Dealing with customer complaints effectively is important, particularly if the feedback comes in the middle of a live event. How do you handle an event complaint situation? If you get it wrong you will possibly lose a valued attendee forever. If you get it right, you could turn a negative encounter into a positive one.
You put your heart and soul into every event. After months of hard work and trying to think of every possible eventuality it is crushing if things don’t go to plan. It seems even more distressing if you receive complaints.
As the saying goes, “the customer is always right.”
So, how do you turn a negative into a positive? Here are some ideas.
Try to think of the complaint as a gift. The attendee has taken time to talk to you so that you have the opportunity to rectify it but also potentially for others before the situation escalates. Consider it a valuable second chance to put this right.
If they had not brought this to your attention they could have just disappeared without saying a word, which would have left you no opportunity to put the situation right and without being any wiser about their dissatisfaction.

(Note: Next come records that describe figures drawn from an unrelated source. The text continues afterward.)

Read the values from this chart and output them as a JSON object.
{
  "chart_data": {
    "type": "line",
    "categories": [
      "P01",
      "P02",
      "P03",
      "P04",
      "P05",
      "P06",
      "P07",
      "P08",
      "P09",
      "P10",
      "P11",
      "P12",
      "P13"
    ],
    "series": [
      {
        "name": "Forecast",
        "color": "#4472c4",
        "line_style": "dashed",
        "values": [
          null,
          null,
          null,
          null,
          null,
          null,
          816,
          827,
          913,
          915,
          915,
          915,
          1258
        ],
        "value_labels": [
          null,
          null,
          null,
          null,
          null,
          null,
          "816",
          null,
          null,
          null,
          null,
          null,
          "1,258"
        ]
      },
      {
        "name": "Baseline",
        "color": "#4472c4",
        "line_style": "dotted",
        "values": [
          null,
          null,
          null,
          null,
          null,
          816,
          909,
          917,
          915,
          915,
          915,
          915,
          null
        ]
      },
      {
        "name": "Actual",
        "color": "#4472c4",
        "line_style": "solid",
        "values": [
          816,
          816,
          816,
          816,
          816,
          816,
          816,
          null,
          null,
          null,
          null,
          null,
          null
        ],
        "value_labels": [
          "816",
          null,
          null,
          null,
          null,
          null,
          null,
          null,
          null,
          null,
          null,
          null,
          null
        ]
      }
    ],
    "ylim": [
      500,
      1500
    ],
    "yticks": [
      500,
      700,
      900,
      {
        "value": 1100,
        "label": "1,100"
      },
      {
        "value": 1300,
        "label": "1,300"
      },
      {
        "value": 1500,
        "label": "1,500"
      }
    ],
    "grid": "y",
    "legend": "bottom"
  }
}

The person complaining wants to have their say right away. They need you to stop everything and take note. Try to ensure that all team members know how to handle complaints and that any junior team members know how important it is to pass it over to a manager promptly.
At a live event you do of course need to consider your location and potentially minimize the impact on the rest of the event and other attendees. If you can, suggest a suitable and convenient location close by to discuss the scenario in private.
Make sure that you gather the full facts of the situation before jumping in. Give the attendee the opportunity to vent their anger and frustration. This could help calm them down. The information you gather here will help to ensure you can suggest the best possible solution and outcome.
It is natural to feel defensive when faced with a complaint, particularly if their facts are wrong, but try to remember this isn’t a personal attack and never argue back. If tensions are high you are potentially not going to deal with the situation with a clear head so it may be best to suggest some time out for both parties to simmer down before reconvening. Or perhaps you need to hand the situation to a colleague instead.
Put Yourself in Their Shoes
Nobody likes complaining and so going back to the first point, appreciate that the individual has taken the time to give their opinion and that this probably isn’t easy for them. Look at the whole situation through their eyes.
Prove that the attendee has your full, undivided attention. Ask questions to be sure that you understand the full facts of the situation and to get them to clarify anything that is unclear.
If the complaint is justified ensure you give heartfelt apologies to the attendee and let them know that that is not how you like your events to run. If the complaint isn’t justified—in your opinion—you should show sympathy, for example “I am sorry that you feel that way” or “I understand how upset you must feel” or simply “I can see that this must be inconvenient for you.”
Don’t Pass Blame
The person complaining believes you have done something wrong so resist the temptation to pass the blame. The person complaining wants to hear what you are going to do for them and it is unprofessional to accuse others.
Agree Next Steps
Hopefully after hearing everything, you will have a few ideas for how you can put the situation.
Sometimes it may be appropriate to ask the person directly how you can put the situation right for them; “What would be a fair solution?” “What course of action do you want to see?”
It is important that you agree what is a fair and suitable next step to be taken.
Resolve the Situation
Once a course of action is agreed make sure you move swiftly to put things into place. Ideally the person that has heard the complaint will personally take the necessary action and remain the main point of contact. If for any reason the actions taken are not immediate and will take some time, ensure that you keep the unhappy attendee informed or the negative feelings could escalate again. Let the person who voiced the complaint know what changes and measures have been put in place to ensure this doesn’t happen again and to show how seriously you took their concerns.
For some it may be enough to be heard and to receive an apology and assurances. Only you can judge the gravity of the situation though.
Make sure everyone is aware of the complaint and steps are taken to put things right and avoid the same mistake happening again. Be grateful for the early warning sign and the chance you have been given to rethink and redesign for the future. The most important lesson is to learn from the error.
If you deal with a complaint at your event successfully you may secure yourself a customer for life and turn a negative experience into a positive one. Nearly all customers would recommend a company to their friends if a complaint had been resolved efficiently, according to The Institute of Customer Service.